NOVA | Writers of the Bible
"WHAT TO NOTICE:
In the first place, it is significant that it is possible to separate the text into two continuous stories like this. And it is even more significant that we can find this throughout the first five books of the Hebrew Bible, also known as the Five Books of Moses. Thus:
The P text here always calls the deity "God" (16 times). The J text always calls the deity by the proper name "YHWH" (10 times).
The P text uses the word "expired." The J text uses the word "died."
In J, it rains for 40 days and nights, and the water recedes for 40 days. In P, the whole process adds up to a calendar year.
In J, Noah releases a dove. In P, he releases a raven.
P has two of each species of animal, a male and a female. J has 14 (seven pairs) of each species of the pure animals (animals that may be sacrificed) and only two of the animals that are not pure. This is important because J ends the story with Noah making a sacrificeso he needs more than two of each animal or he would make a species extinct!
P has details of cubits, dates, and ages. J does not.
In J, God is personal and involved: known by a personal name ("YHWH"), personally closing the ark, personally smelling Noah's sacrifice, described as "grieved to his heart." In P, God's name is not yet known ("God," in Hebrew Elohim, is not a name; it is what God is), and there are none of the anthropomorphic descriptions that are found in J.
And the point is not just that these differences are maintained consistently in this particular text. These differences are also consistent with the language and characteristics of the other P and J texts throughout the Five Books. P consistently is concerned with dates, ages, and measurements. P uses the word "expired" for death elsewhere (11 times); it never occurs in J. And the distinction regarding the name of God is maintained through over 2,000 occurrences in the Torah with only three exceptions. In the P creation story, God creates a space (firmament) that separates waters that are above it from waters below. The universe in that story is thus a habitable bubble surrounded by water. That same conception is assumed here in the P flood story, in which the "apertures of the skies" and the "fountains of the great deep" are broken up so that the waters flow in. The word "rain" does not occur. The J creation account, on the other hand, has no such conception, and here in the J flood story it just rains."

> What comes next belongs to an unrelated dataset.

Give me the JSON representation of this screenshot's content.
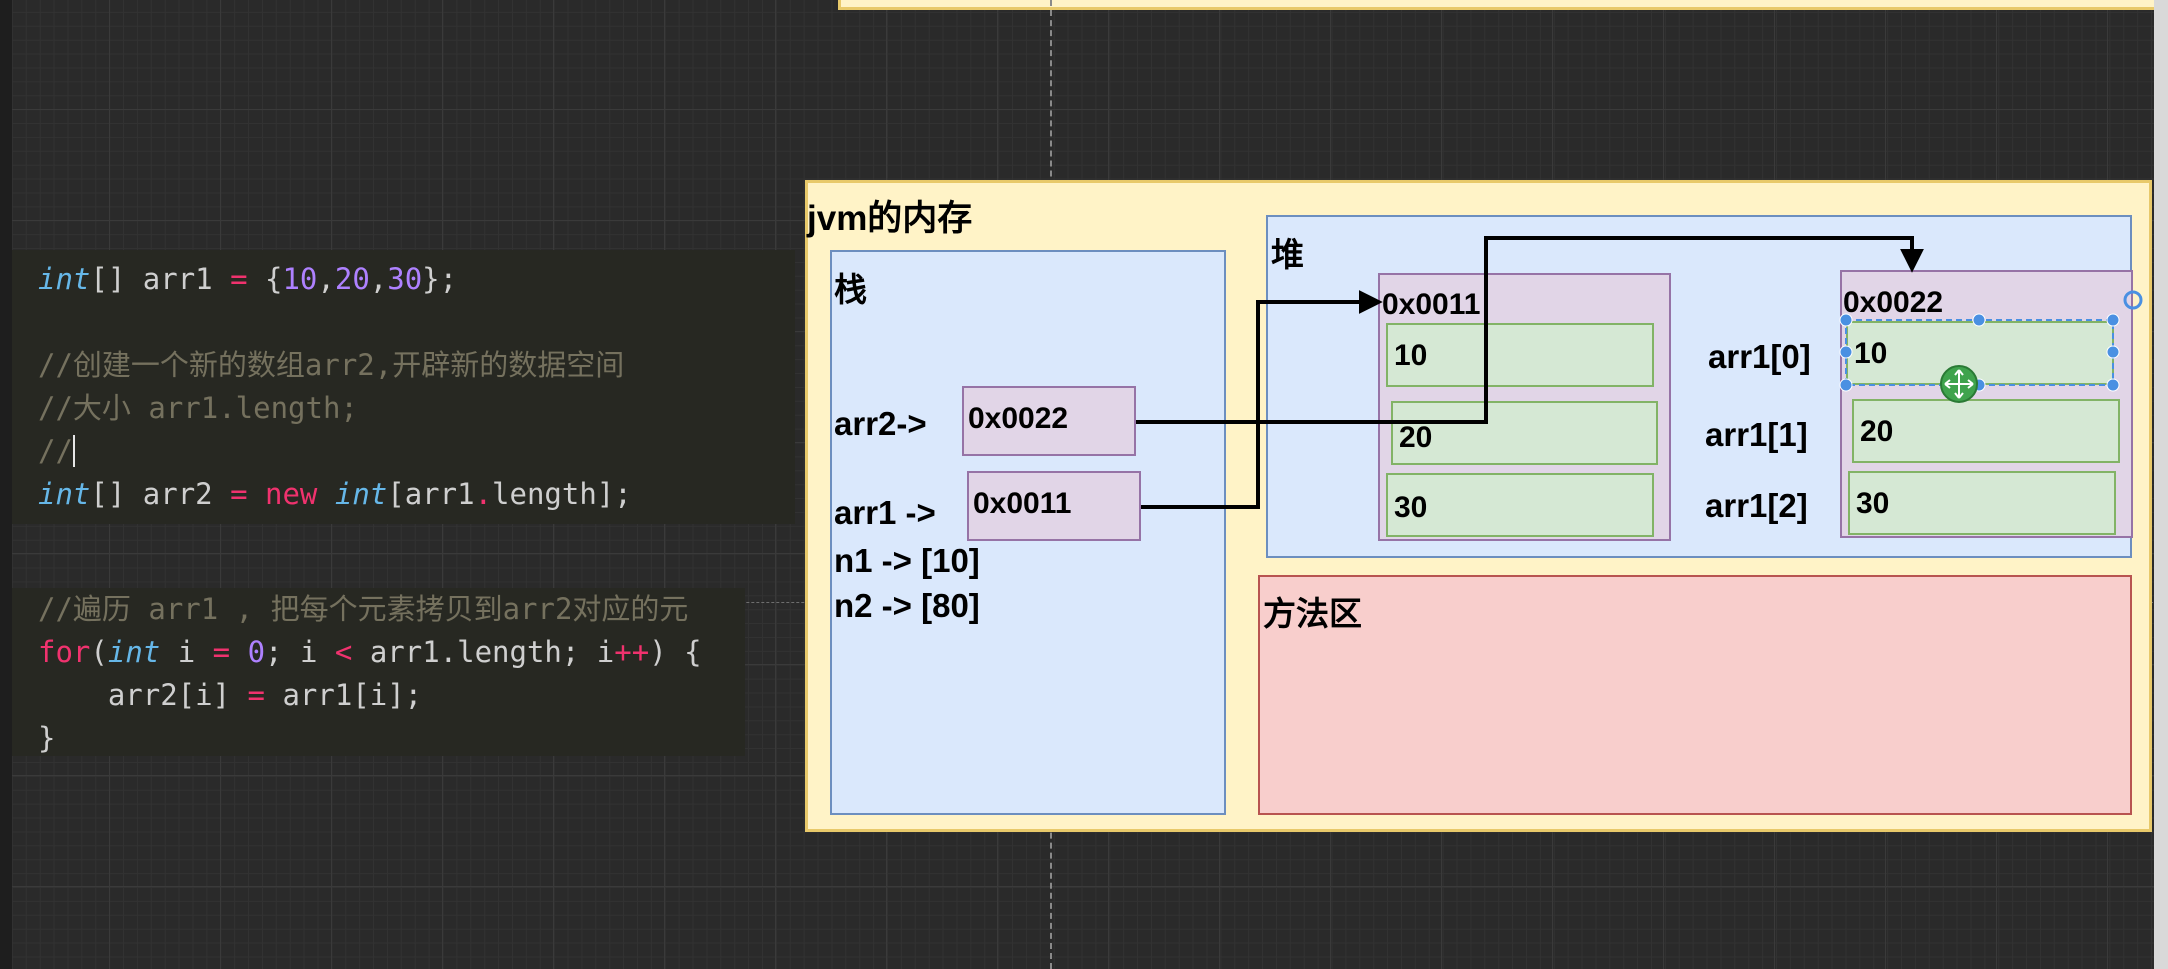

NOVA | The Bible's Buried Secrets | Who Wrote the Flood Story? | PBS
You might also notice if you watch the NOVA "The Bible's Buried Secrets". the early Israelites worshiped more then one God.
The Many Gods of Israel
By David Levin
Bill Dever has investigated the archeology of the ancient Near East for more than three decades. He says that in addition to the Hebrew god Yahweh, ancient Israelites may have also worshipped Canaanite gods and goddesses.

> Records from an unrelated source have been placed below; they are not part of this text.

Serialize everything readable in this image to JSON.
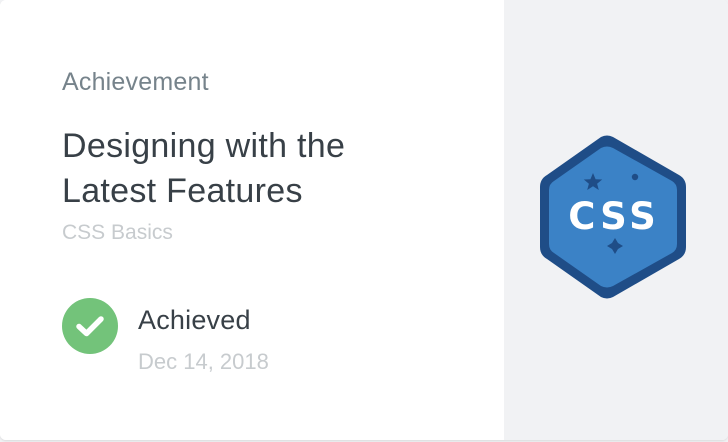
{
  "achievement": {
    "eyebrow": "Achievement",
    "title": "Designing with the Latest Features",
    "course": "CSS Basics",
    "status": "Achieved",
    "date": "Dec 14, 2018"
  },
  "badge": {
    "text": "CSS",
    "icon": "css-hexagon-badge",
    "colors": {
      "outer": "#1f4d87",
      "inner": "#3b82c6",
      "text": "#ffffff"
    }
  },
  "icons": {
    "status": "check-icon"
  },
  "colors": {
    "success": "#73c37a",
    "text": "#384047",
    "muted": "#c7cbce",
    "eyebrow": "#76838b",
    "panel": "#f1f2f4"
  }
}
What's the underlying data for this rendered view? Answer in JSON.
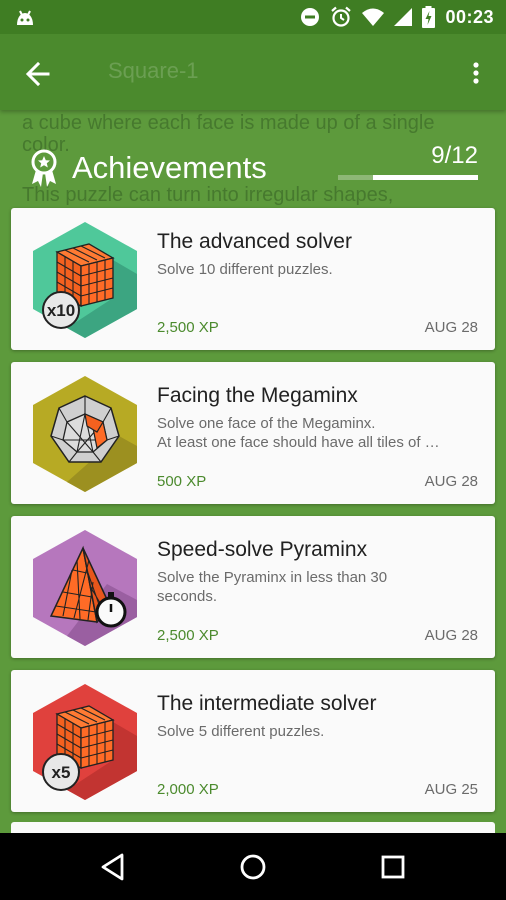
{
  "status_bar": {
    "time": "00:23",
    "icons": [
      "android-icon",
      "do-not-disturb-icon",
      "alarm-icon",
      "wifi-icon",
      "signal-icon",
      "battery-charging-icon"
    ]
  },
  "toolbar": {
    "back_icon": "arrow-left-icon",
    "menu_icon": "more-vert-icon",
    "underlying_title": "Square-1"
  },
  "underlying_text": [
    "a cube where each face is made up of a single",
    "color.",
    "This puzzle can turn into irregular shapes,"
  ],
  "header": {
    "icon": "award-icon",
    "title": "Achievements",
    "progress_text": "9/12",
    "progress_fraction": 0.75
  },
  "achievements": [
    {
      "name": "The advanced solver",
      "description": [
        "Solve 10 different puzzles."
      ],
      "xp": "2,500 XP",
      "date": "AUG 28",
      "badge_color": "#4fc89a",
      "badge_label": "x10",
      "badge_icon": "cube-icon"
    },
    {
      "name": "Facing the Megaminx",
      "description": [
        "Solve one face of the Megaminx.",
        "At least one face should have all tiles of …"
      ],
      "xp": "500 XP",
      "date": "AUG 28",
      "badge_color": "#b7aa24",
      "badge_icon": "megaminx-icon"
    },
    {
      "name": "Speed-solve Pyraminx",
      "description": [
        "Solve the Pyraminx in less than 30",
        "seconds."
      ],
      "xp": "2,500 XP",
      "date": "AUG 28",
      "badge_color": "#b677bd",
      "badge_icon": "pyraminx-icon"
    },
    {
      "name": "The intermediate solver",
      "description": [
        "Solve 5 different puzzles."
      ],
      "xp": "2,000 XP",
      "date": "AUG 25",
      "badge_color": "#e0413d",
      "badge_label": "x5",
      "badge_icon": "cube-icon"
    }
  ],
  "nav_bar": {
    "back_icon": "nav-back-icon",
    "home_icon": "nav-home-icon",
    "recents_icon": "nav-recents-icon"
  }
}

"BILL DEVER: I discovered a Hebrew inscription of the eighth century BCE. And it gives the name of the deceased, and says, "blessed may X be by Yahweh," that's good biblical Hebrew. But it says, "by Yahweh and his Asherah." And Asherah is the name of the old Canaanite mother goddess, the consort of the El, the principal deity of the Canaanite pantheon.
DAVID LEVIN: So why would a Hebrew inscription mention Yahweh with another diety?
BILL DEVER: Well, in popular religion, they were a pair. I think Asherah was widely venerated in ancient Israel. If you look at Second Kings 23, which describes the reforms of King Josiah in the late seventh century, he talks about purging the temple of all the cult paraphernalia of Asherah. So the popular cult so-called folk religion even penetrated the temple in Jerusalem. This is the extent to which the old Canaanite cults prevailed despite the ideal in the Hebrew Bible of monotheism. That's the ideal. The reality was very different."